Hi Afaque Ahmad At 7:24, you were saying that a batch is a group of rows and its not same as a partition. Shall we assume something like a group of rows read from one or more partitions available in one or more executors (not from all executors) to match that df.show() count?

@tejasnareshsuvarna7948 Месяц назад

Thank you very much for the explanation. But I want to know what is your source of knowledge. Where do you learn these things?

@tandaibhanukiran4828 5 месяцев назад

Hello Bro, I have a doubt. at "23:30 min" playtime, it was mentioned that AQEShuffleRead: coalesced partitions into 1, then will the other worker nodes will sit ideal ? In the Video it is mentioned that even after shuffle, all A's will be in 1 partition and B's in another partition. can you please explain me, what do you actually mean by Number of Coalesced Partitions=1

@TechnoSparkBigData 11 месяцев назад

Thanks for this. When is the next video coming sir?
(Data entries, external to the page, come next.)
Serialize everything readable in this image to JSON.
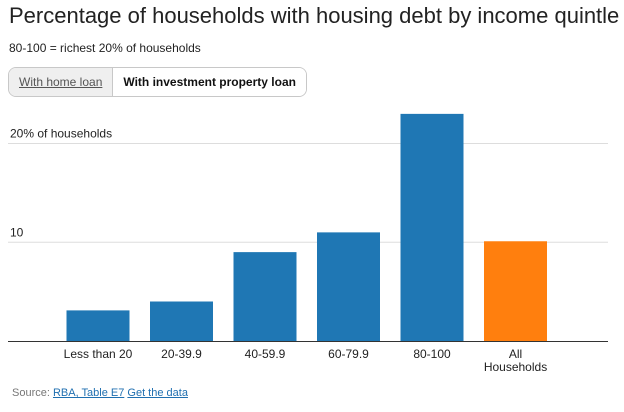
{
  "header": {
    "title": "Percentage of households with housing debt by income quintle",
    "subtitle": "80-100 = richest 20% of households"
  },
  "tabs": [
    {
      "label": "With home loan",
      "active": false
    },
    {
      "label": "With investment property loan",
      "active": true
    }
  ],
  "footer": {
    "source_prefix": "Source:",
    "source_link": "RBA, Table E7",
    "data_link": "Get the data"
  },
  "colors": {
    "bar": "#1f77b4",
    "highlight_bar": "#ff7f0e",
    "gridline": "#dddddd",
    "axis": "#333333"
  },
  "chart_data": {
    "type": "bar",
    "categories": [
      "Less than 20",
      "20-39.9",
      "40-59.9",
      "60-79.9",
      "80-100",
      "All Households"
    ],
    "values": [
      3.1,
      4.0,
      9.0,
      11.0,
      23.0,
      10.1
    ],
    "highlight_index": 5,
    "ylim": [
      0,
      24
    ],
    "yticks": [
      {
        "value": 10,
        "label": "10"
      },
      {
        "value": 20,
        "label": "20% of households"
      }
    ],
    "grid": true,
    "legend": "none"
  }
}
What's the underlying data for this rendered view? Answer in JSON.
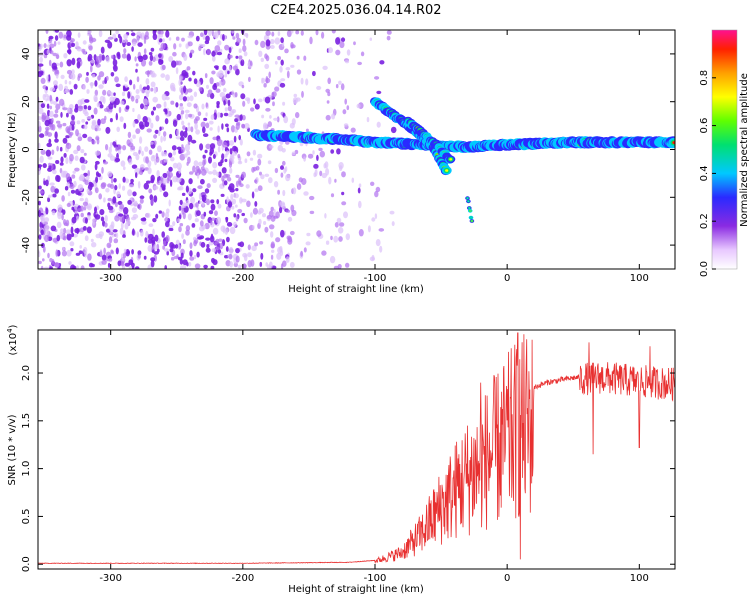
{
  "title": "C2E4.2025.036.04.14.R02",
  "chart_data": [
    {
      "type": "heatmap",
      "xlabel": "Height of straight line (km)",
      "ylabel": "Frequency (Hz)",
      "xlim": [
        -355,
        127
      ],
      "ylim": [
        -50,
        50
      ],
      "xticks": [
        -300,
        -200,
        -100,
        0,
        100
      ],
      "yticks": [
        -40,
        -20,
        0,
        20,
        40
      ],
      "ytick_labels": [
        "-40",
        "-20",
        "0",
        "20",
        "40"
      ],
      "colorbar": {
        "label": "Normalized spectral amplitude",
        "range": [
          0,
          1
        ],
        "ticks": [
          0.0,
          0.2,
          0.4,
          0.6,
          0.8
        ],
        "tick_labels": [
          "0.0",
          "0.2",
          "0.4",
          "0.6",
          "0.8"
        ]
      },
      "features": {
        "noise_band_height_range": [
          -355,
          -120
        ],
        "main_trace": [
          [
            -190,
            6
          ],
          [
            -150,
            5
          ],
          [
            -120,
            4
          ],
          [
            -100,
            3
          ],
          [
            -60,
            2
          ],
          [
            -30,
            1
          ],
          [
            0,
            2
          ],
          [
            50,
            3
          ],
          [
            127,
            3
          ]
        ],
        "upper_branch": [
          [
            -100,
            20
          ],
          [
            -80,
            12
          ],
          [
            -65,
            6
          ],
          [
            -55,
            0
          ],
          [
            -50,
            -5
          ],
          [
            -45,
            -10
          ]
        ],
        "middle_branch": [
          [
            -75,
            12
          ],
          [
            -60,
            5
          ],
          [
            -50,
            0
          ],
          [
            -42,
            -5
          ]
        ],
        "lower_tail": [
          [
            -30,
            -20
          ],
          [
            -26,
            -32
          ]
        ]
      }
    },
    {
      "type": "line",
      "xlabel": "Height of straight line (km)",
      "ylabel": "SNR (10 * v/v)",
      "scale_label": "(x10",
      "scale_exp": "4",
      "scale_close": ")",
      "xlim": [
        -355,
        127
      ],
      "ylim": [
        -0.05,
        2.45
      ],
      "xticks": [
        -300,
        -200,
        -100,
        0,
        100
      ],
      "yticks": [
        0.0,
        0.5,
        1.0,
        1.5,
        2.0
      ],
      "ytick_labels": [
        "0.0",
        "0.5",
        "1.0",
        "1.5",
        "2.0"
      ],
      "color": "#e83030",
      "envelope": [
        [
          -355,
          0.01
        ],
        [
          -200,
          0.01
        ],
        [
          -120,
          0.02
        ],
        [
          -100,
          0.04
        ],
        [
          -80,
          0.15
        ],
        [
          -65,
          0.4
        ],
        [
          -50,
          0.75
        ],
        [
          -35,
          1.05
        ],
        [
          -20,
          1.3
        ],
        [
          -5,
          1.55
        ],
        [
          5,
          1.72
        ],
        [
          15,
          1.82
        ],
        [
          30,
          1.9
        ],
        [
          50,
          1.95
        ],
        [
          70,
          1.97
        ],
        [
          100,
          1.93
        ],
        [
          127,
          1.9
        ]
      ],
      "spikes": [
        [
          8,
          2.42
        ],
        [
          10,
          0.05
        ],
        [
          62,
          2.32
        ],
        [
          -20,
          1.9
        ],
        [
          108,
          2.28
        ],
        [
          65,
          1.15
        ],
        [
          100,
          1.22
        ]
      ]
    }
  ],
  "xtick_label_text": {
    "-300": "-300",
    "-200": "-200",
    "-100": "-100",
    "0": "0",
    "100": "100"
  }
}
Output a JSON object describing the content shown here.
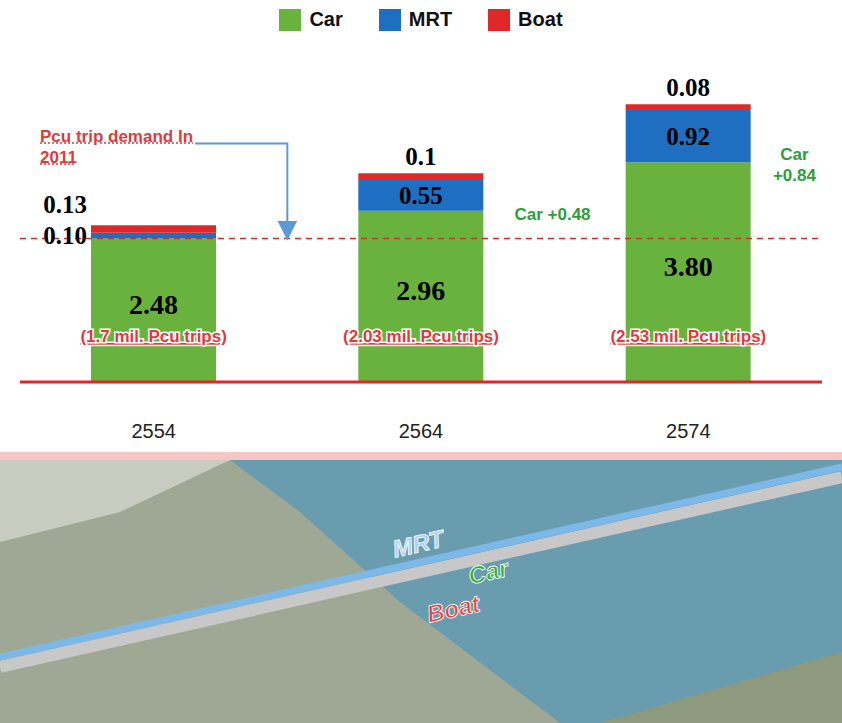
{
  "chart_data": {
    "type": "bar",
    "stacked": true,
    "data_labels": true,
    "legend": "top",
    "tick_labels": "x",
    "categories": [
      "2554",
      "2564",
      "2574"
    ],
    "series": [
      {
        "name": "Car",
        "color": "#6ab23e",
        "values": [
          2.48,
          2.96,
          3.8
        ],
        "value_labels": [
          "2.48",
          "2.96",
          "3.80"
        ]
      },
      {
        "name": "MRT",
        "color": "#1e6fc1",
        "values": [
          0.1,
          0.55,
          0.92
        ],
        "value_labels": [
          "0.10",
          "0.55",
          "0.92"
        ]
      },
      {
        "name": "Boat",
        "color": "#e02828",
        "values": [
          0.13,
          0.1,
          0.08
        ]
      }
    ],
    "ylim": [
      0,
      5.6
    ],
    "yticks": [
      0,
      5.6
    ],
    "reference_line": {
      "value": 2.48,
      "label": "Pcu trip demand In 2011"
    },
    "annotations": [
      {
        "text": "Car +0.48",
        "category": "2564"
      },
      {
        "text": "Car +0.84",
        "category": "2574"
      }
    ],
    "category_notes": [
      "(1.7 mil. Pcu trips)",
      "(2.03 mil. Pcu trips)",
      "(2.53 mil. Pcu trips)"
    ],
    "illustration": {
      "labels": [
        "MRT",
        "Car",
        "Boat"
      ]
    }
  }
}
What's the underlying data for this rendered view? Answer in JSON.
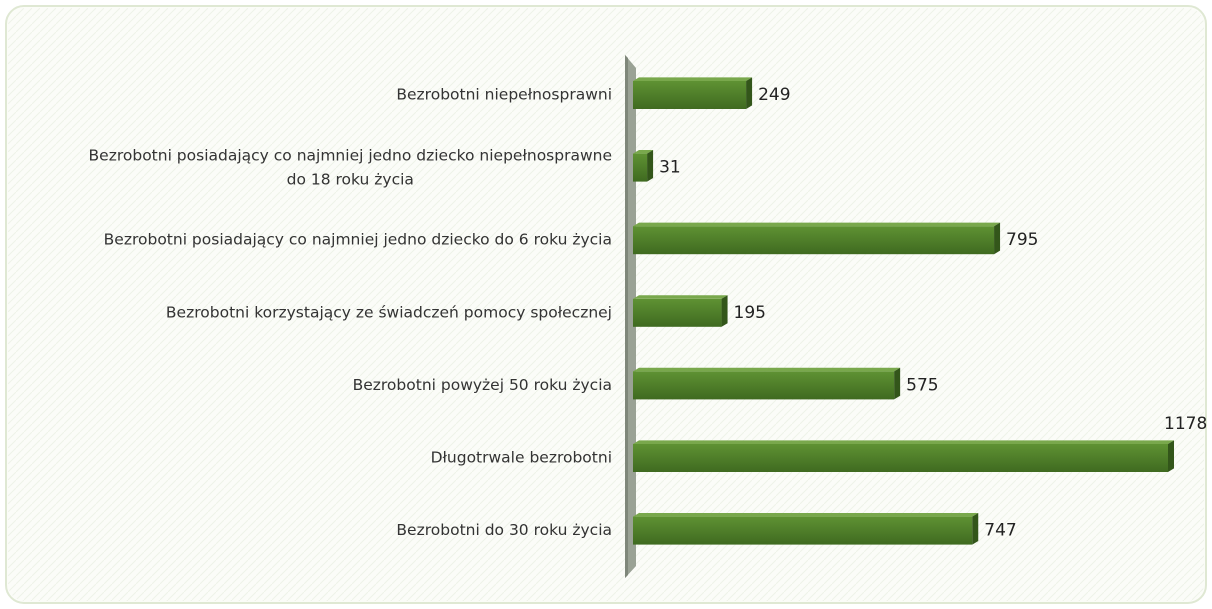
{
  "chart_data": {
    "type": "bar",
    "orientation": "horizontal",
    "categories": [
      "Bezrobotni niepełnosprawni",
      "Bezrobotni posiadający co najmniej jedno dziecko niepełnosprawne\ndo 18 roku życia",
      "Bezrobotni posiadający co najmniej jedno dziecko do 6 roku życia",
      "Bezrobotni korzystający ze świadczeń pomocy społecznej",
      "Bezrobotni powyżej 50 roku życia",
      "Długotrwale bezrobotni",
      "Bezrobotni do 30 roku życia"
    ],
    "values": [
      249,
      31,
      795,
      195,
      575,
      1178,
      747
    ],
    "color": "#4e7d2a"
  }
}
@afaqueahmad7117 11 месяцев назад

Coming soon in the next few days! :)

@satheeshkumar2149 6 месяцев назад

While stages are created whenever a shuffle occurs, how are jobs created?

@afaqueahmad7117 6 месяцев назад

Hey @satheeshkumar2149, jobs are created whenever an actions is invoked. Examples of action in Apache Spark can be - collect(), count()

@satheeshkumar2149 6 месяцев назад

@@afaqueahmad7117 , but in some cases we have more than one job being created. This is where I find difficulty in understanding

@abdulraheem2874 11 месяцев назад

Bhai , can help to make a video on spark architecture as well for beginners

@afaqueahmad7117 11 месяцев назад

Haan bhai, ayega kuch time mein :)

@RishabhTakkar-o6l Месяц назад

How do you access this spark UI?

@user-dx9qw3cl8w 9 месяцев назад

why shuffle partitions made 200 hundread. when we have only 13 partitions max. at 14:55

@afaqueahmad7117 9 месяцев назад

By default, shuffle partitions are 200, hence you see that in the 'Exchange' step. The reduction (optimization) to fewer partitions takes place in the 'AQEShuffleRead' step below.